Reno owned the place and was very proud of
his establishment.
But he could not have
been more prouder now, walking Grace McKinsey down the aisle, as they made
their way toward his cousin and best friend Tommy.
Tommy
looked at Grace as the audience looked at her, and she could not have looked
more radiant.
Her bridal gown, a
tailor-made, trumpet-styled dress imported from Paris, moved in sweeps of lace
as if it were a work of art in and of itself.
Sal stood beside Tommy, always his best man, as he admired, not just the
dress, but the woman who wore it.
It
felt like a crowning achievement to him.
It felt as if they were closing one chapter of their lives, where they
never quite got it right, and was opening a new chapter.
Sal
looked at his big brother.
Everybody
looked at Dapper Tom and always saw beauty.
But they never saw what that beauty had cost him.
They never saw his sleepless nights, or his
fears, or his pain.
He protected Sal
from abuse as if it was his life’s calling.
He kept him so close to him that it used to anger their father.
And they all thought it was Sal who had
suffered.
They all thought it was Sal
who had suffered the most at the hands of Benny Gabrini.
But he knew better.
That was why this day was so joyous to
Sal.
That was why he was grinning from
ear to ear even as he stood beside his brother.
This was their new start.
This
was when his brother was going to make a family for himself, against the
odds.
And since Sal was a betting man,
he thought happily, he was betting on Tommy.
Grace
was betting on Tommy too.
After that
night in Benny Gabrini’s living room, she wondered if they would make it.
There seemed to be so many forces against
them.
But they held on, and now they were
here.
At what Reno called a family
affair.
Reno’s wife, Trina, was
there.
As the Maid of Honor, she walked
in front of them.
Gemma Jones, the woman
Sal was dating, walked in front too, with the bridesmaids.
Tommy’s groomsmen included Grace’s close
friend Jamie, and Reno’s oldest son Jimmy Mack.
They were already on the stage.
Even Grace’s mother showed up, although their relationship was still a
work in progress, and her step siblings came too.

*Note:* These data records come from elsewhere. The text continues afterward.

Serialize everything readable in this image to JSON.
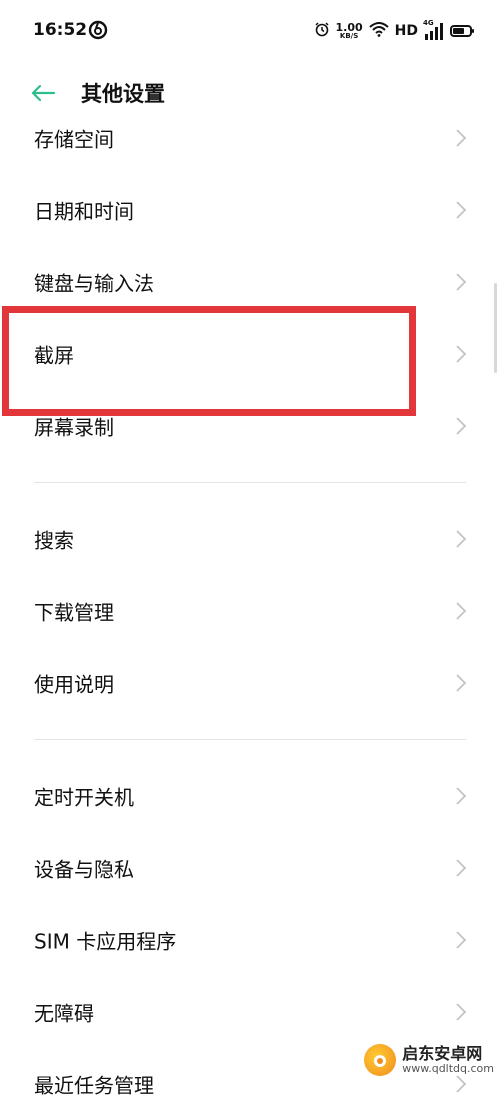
{
  "status_bar": {
    "time": "16:52",
    "net_speed_value": "1.00",
    "net_speed_unit": "KB/S",
    "hd": "HD",
    "signal_label": "4G",
    "app_icon": "netease-music-icon",
    "alarm_icon": "alarm-clock-icon",
    "wifi_icon": "wifi-icon",
    "battery_icon": "battery-icon",
    "battery_level": 0.6
  },
  "header": {
    "back_icon": "arrow-left-icon",
    "title": "其他设置",
    "accent_color": "#2dbf8b"
  },
  "groups": [
    {
      "items": [
        {
          "label": "存储空间"
        },
        {
          "label": "日期和时间"
        },
        {
          "label": "键盘与输入法"
        },
        {
          "label": "截屏"
        },
        {
          "label": "屏幕录制"
        }
      ]
    },
    {
      "items": [
        {
          "label": "搜索"
        },
        {
          "label": "下载管理"
        },
        {
          "label": "使用说明"
        }
      ]
    },
    {
      "items": [
        {
          "label": "定时开关机"
        },
        {
          "label": "设备与隐私"
        },
        {
          "label": "SIM 卡应用程序"
        },
        {
          "label": "无障碍"
        },
        {
          "label": "最近任务管理"
        }
      ]
    }
  ],
  "highlight_color": "#e2363a",
  "watermark": {
    "name": "启东安卓网",
    "url": "www.qdltdq.com"
  }
}
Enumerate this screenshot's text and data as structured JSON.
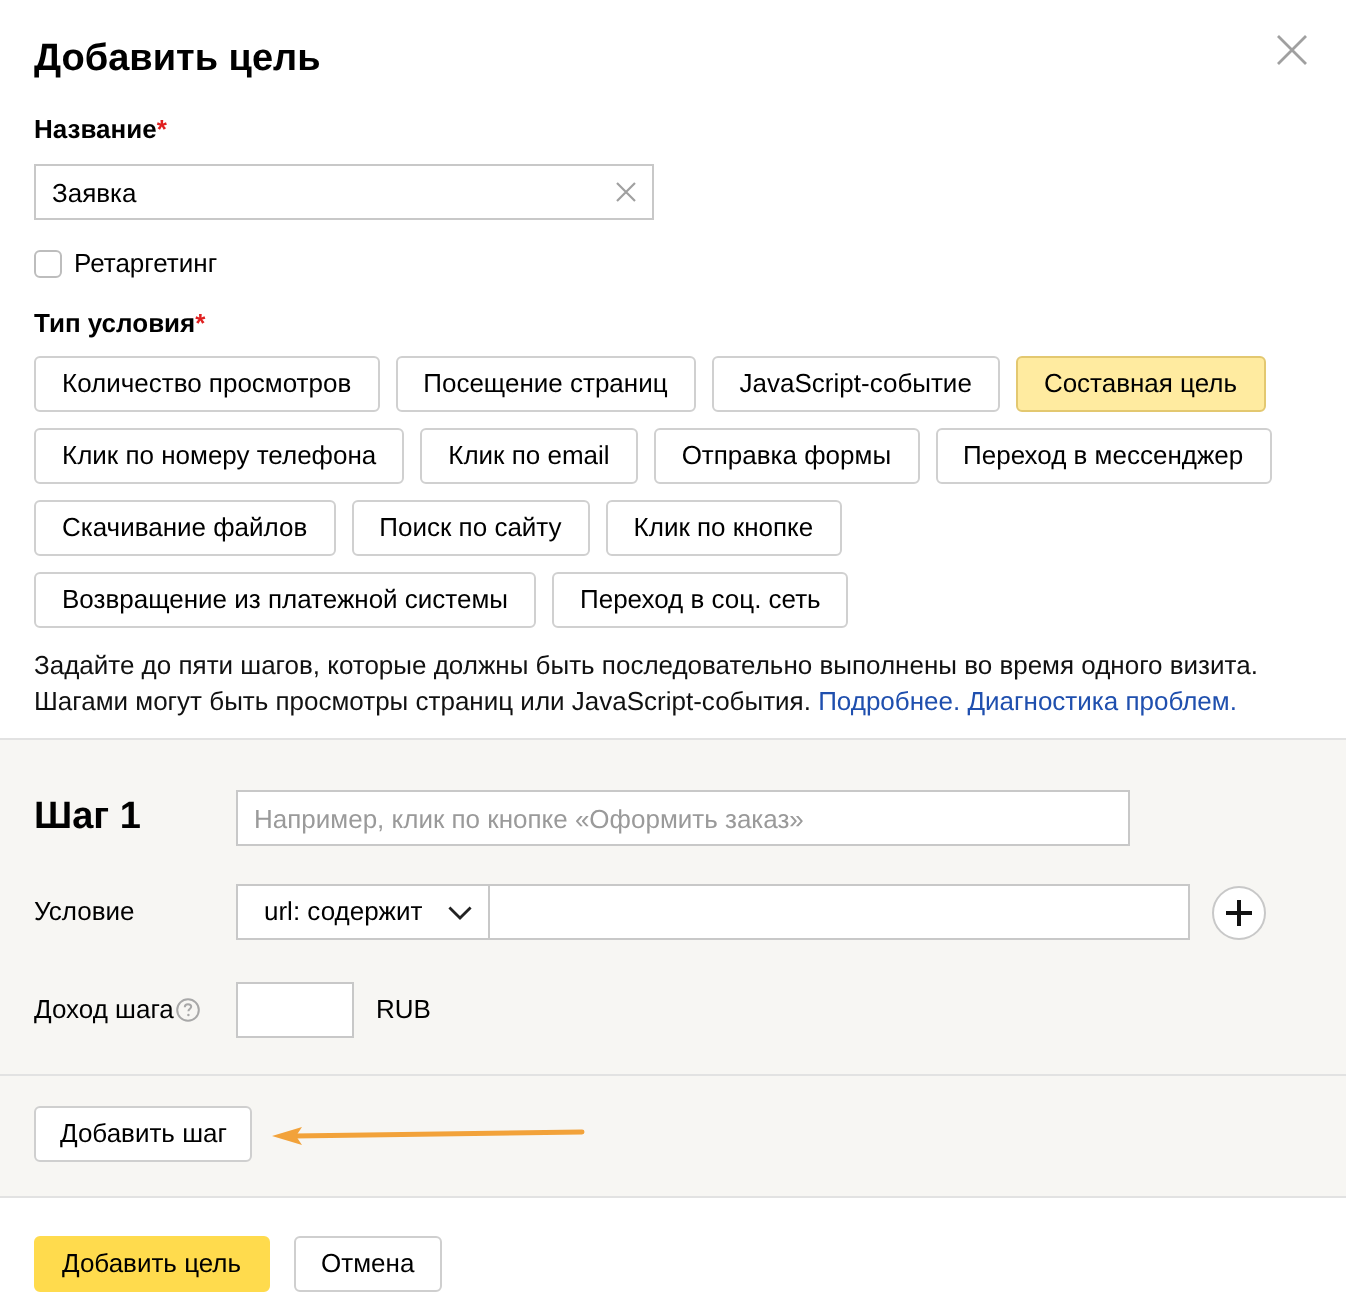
{
  "dialog": {
    "title": "Добавить цель"
  },
  "name_field": {
    "label": "Название",
    "required_mark": "*",
    "value": "Заявка"
  },
  "retargeting": {
    "label": "Ретаргетинг",
    "checked": false
  },
  "condition_type": {
    "label": "Тип условия",
    "required_mark": "*",
    "options": [
      {
        "label": "Количество просмотров",
        "selected": false
      },
      {
        "label": "Посещение страниц",
        "selected": false
      },
      {
        "label": "JavaScript-событие",
        "selected": false
      },
      {
        "label": "Составная цель",
        "selected": true
      },
      {
        "label": "Клик по номеру телефона",
        "selected": false
      },
      {
        "label": "Клик по email",
        "selected": false
      },
      {
        "label": "Отправка формы",
        "selected": false
      },
      {
        "label": "Переход в мессенджер",
        "selected": false
      },
      {
        "label": "Скачивание файлов",
        "selected": false
      },
      {
        "label": "Поиск по сайту",
        "selected": false
      },
      {
        "label": "Клик по кнопке",
        "selected": false
      },
      {
        "label": "Возвращение из платежной системы",
        "selected": false
      },
      {
        "label": "Переход в соц. сеть",
        "selected": false
      }
    ]
  },
  "description": {
    "text": "Задайте до пяти шагов, которые должны быть последовательно выполнены во время одного визита. Шагами могут быть просмотры страниц или JavaScript-события.",
    "links": [
      "Подробнее.",
      "Диагностика проблем."
    ]
  },
  "step": {
    "title": "Шаг 1",
    "name_field": {
      "placeholder": "Например, клик по кнопке «Оформить заказ»"
    },
    "condition_label": "Условие",
    "operator": "url: содержит",
    "revenue_label": "Доход шага",
    "currency": "RUB"
  },
  "add_step_button": "Добавить шаг",
  "footer_buttons": [
    {
      "label": "Добавить цель",
      "kind": "primary"
    },
    {
      "label": "Отмена",
      "kind": "secondary"
    }
  ]
}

But when she looked around the room she
didn’t see the who’s who in the wedding party, or the audience, nor did she see
the opulence of the room itself.
She saw
Tommy.
He
stood on that stage in his sky-blue tux, looking so nervous, she thought with a
smile, that he looked constipated.
She
knew what this day meant to him.
It
broke her heart when he came to her dressing room before the ceremony, to make
sure, he said, that she hadn’t changed her mind and left him.
Left
him
?
It would be like leaving her
heart, if she left Tommy.
And
when Reno finally handed her to Tommy, and she was standing beside him, the
thought of not having him in her life was crystallized even more.
She loved Tommy Gabrini.
She thanked God for bringing a man like him
into her life.
Tommy
looked at her with tears of joy in his eyes.
And it had all crystallized for him too.
He knew why he chose Grace.
He
knew it as if he had known it all along.
It was a heart thing.
Their
hearts matched.
And
as the minister began the ceremony, and Tommy stood up there surrounded by
Reno, Trina, and Jimmy Mack, and Sal and Gemma Jones, he knew they all were
going to be just fine.
With love like
this, it would take a concerted effort, a monumental blunder, for them not to
be.
“I
do,” he finally said when the minister asked him if he would take Grace
McKinsey to be
his lawfully wedded
wife.
“I
do,” she said it too.
And
as the minister was still pronouncing them man and wife, Tommy was lifting
Grace high up in the air, as if she was this magnificent prize he had won, and
he was gloating like a kid.
Even
strong Reno clapped and laughed and wiped tears from his eyes.
He looked at Trina, who was laughing and
wiping too.
They’d
never seen Dapper Tom, not ever, look more dapper in all his life.